Para militares pegos dentro dessas circunstâncias, a pena atual é de detenção pelo período de seis meses a um ano. A ação foi proposta em 2013, pela então procuradora-geral da República, Helenita Acioli, que alega que o art. 235 do Código Penal Militar não teria sido recepcionado pela Constituição Federal, por desrespeitar os direitos dos homossexuais. A procuradora sustentou que, ao proibir, os preceitos fundamentais violados são os princípios da isonomia, da liberdade, da dignidade da pessoa humana, da pluralidade e do direito à privacidade.

Regime militar

De acordo com a PGR, a norma impugnada teria sido editada no contexto histórico de um regime militar ditatorial, marcado pelo autoritarismo e pela intolerância às diferenças; mesmo nos locais sujeitos à administração militar, não haveria razão para a criminalização de atos sexuais consensuais que ocorram quando os militares não estejam em serviço, entre outros argumentos. Na ação, ela cita que foram superadas “visões preconceituosas e anacrônicas” de que a homossexualidade seria “pecado” ou “doença”.

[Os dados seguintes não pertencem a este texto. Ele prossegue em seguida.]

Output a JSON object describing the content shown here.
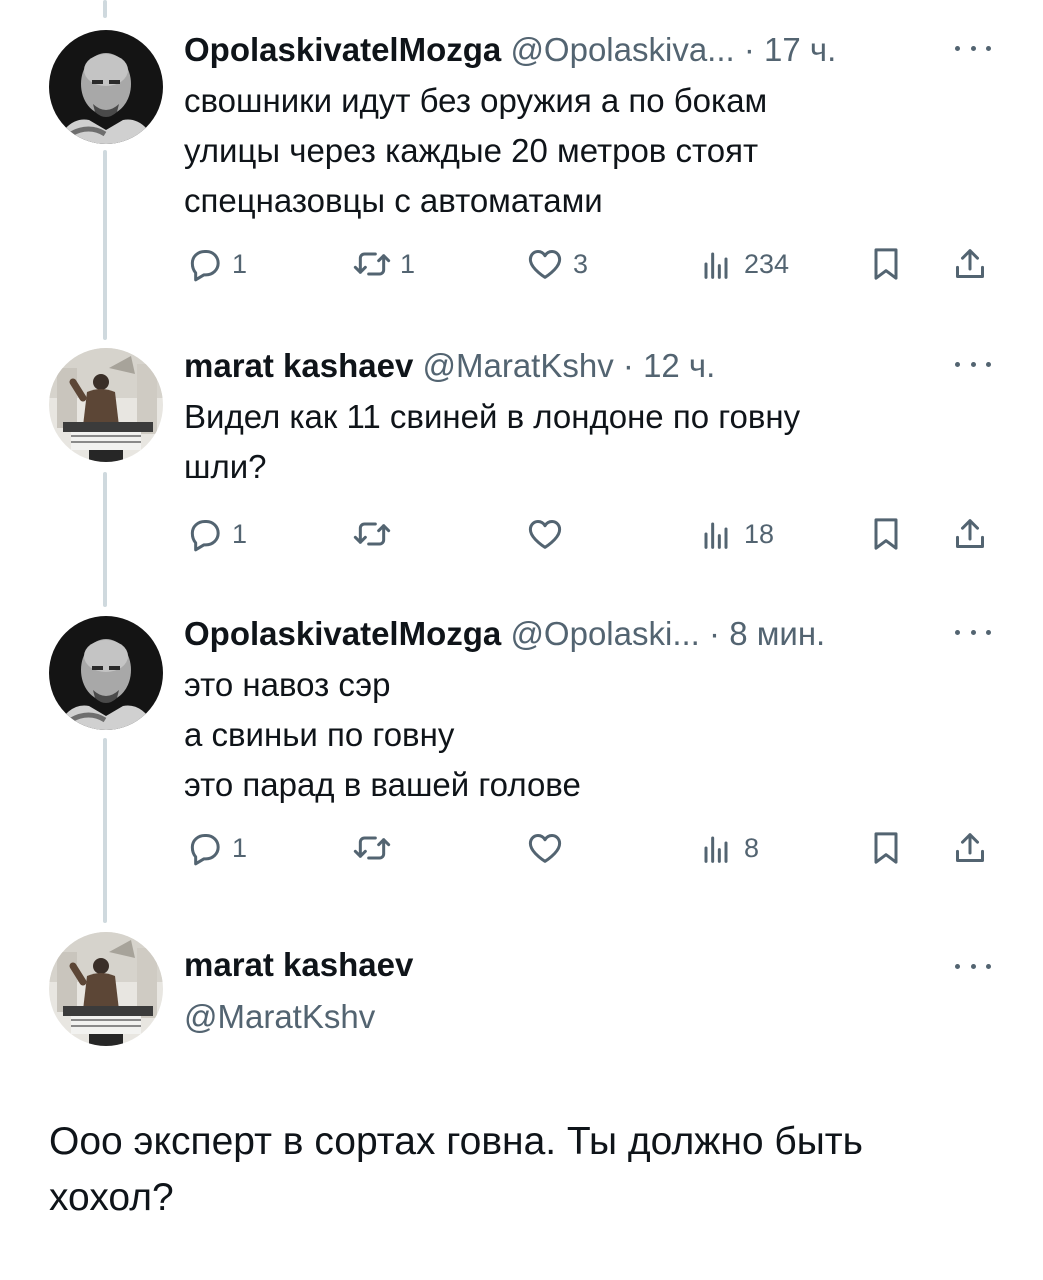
{
  "tweets": [
    {
      "name": "OpolaskivatelMozga",
      "handle": "@Opolaskiva...",
      "dot": "·",
      "time": "17 ч.",
      "lines": [
        "свошники идут без оружия а по бокам",
        "улицы через каждые 20 метров стоят",
        "спецназовцы с автоматами"
      ],
      "replies": "1",
      "retweets": "1",
      "likes": "3",
      "views": "234",
      "avatar": "bald-man-avatar"
    },
    {
      "name": "marat kashaev",
      "handle": "@MaratKshv",
      "dot": "·",
      "time": "12 ч.",
      "lines": [
        "Видел как 11 свиней в лондоне по говну",
        "шли?"
      ],
      "replies": "1",
      "retweets": "",
      "likes": "",
      "views": "18",
      "avatar": "man-at-desk-avatar"
    },
    {
      "name": "OpolaskivatelMozga",
      "handle": "@Opolaski...",
      "dot": "·",
      "time": "8 мин.",
      "lines": [
        "это навоз сэр",
        "а свиньи по говну",
        "это парад в вашей голове"
      ],
      "replies": "1",
      "retweets": "",
      "likes": "",
      "views": "8",
      "avatar": "bald-man-avatar"
    }
  ],
  "main_tweet": {
    "name": "marat kashaev",
    "handle": "@MaratKshv",
    "lines": [
      "Ооо эксперт в сортах говна. Ты должно быть",
      "хохол?"
    ],
    "avatar": "man-at-desk-avatar"
  },
  "icons": {
    "reply": "reply-icon",
    "retweet": "retweet-icon",
    "like": "heart-icon",
    "views": "views-icon",
    "bookmark": "bookmark-icon",
    "share": "share-icon",
    "more": "more-icon"
  },
  "colors": {
    "text": "#0f1419",
    "secondary": "#536471",
    "thread_line": "#cfd9de"
  }
}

No entanto, em 2014, na gestão do atual procurador-geral Rodrigo Janot, a PGR mudou o entendimento. Janot, em notificação ao Supremo, mudou de entendimento e disse ser favorável à regra do Código Penal Militar, de 1969, que pune militar que praticar pederastia (ato sexual entre um menor e um adulto) e ato libidinoso “homossexual ou não” dentro de estabelecimento militar. O relator do caso no STF é o ministro Roberto Barroso.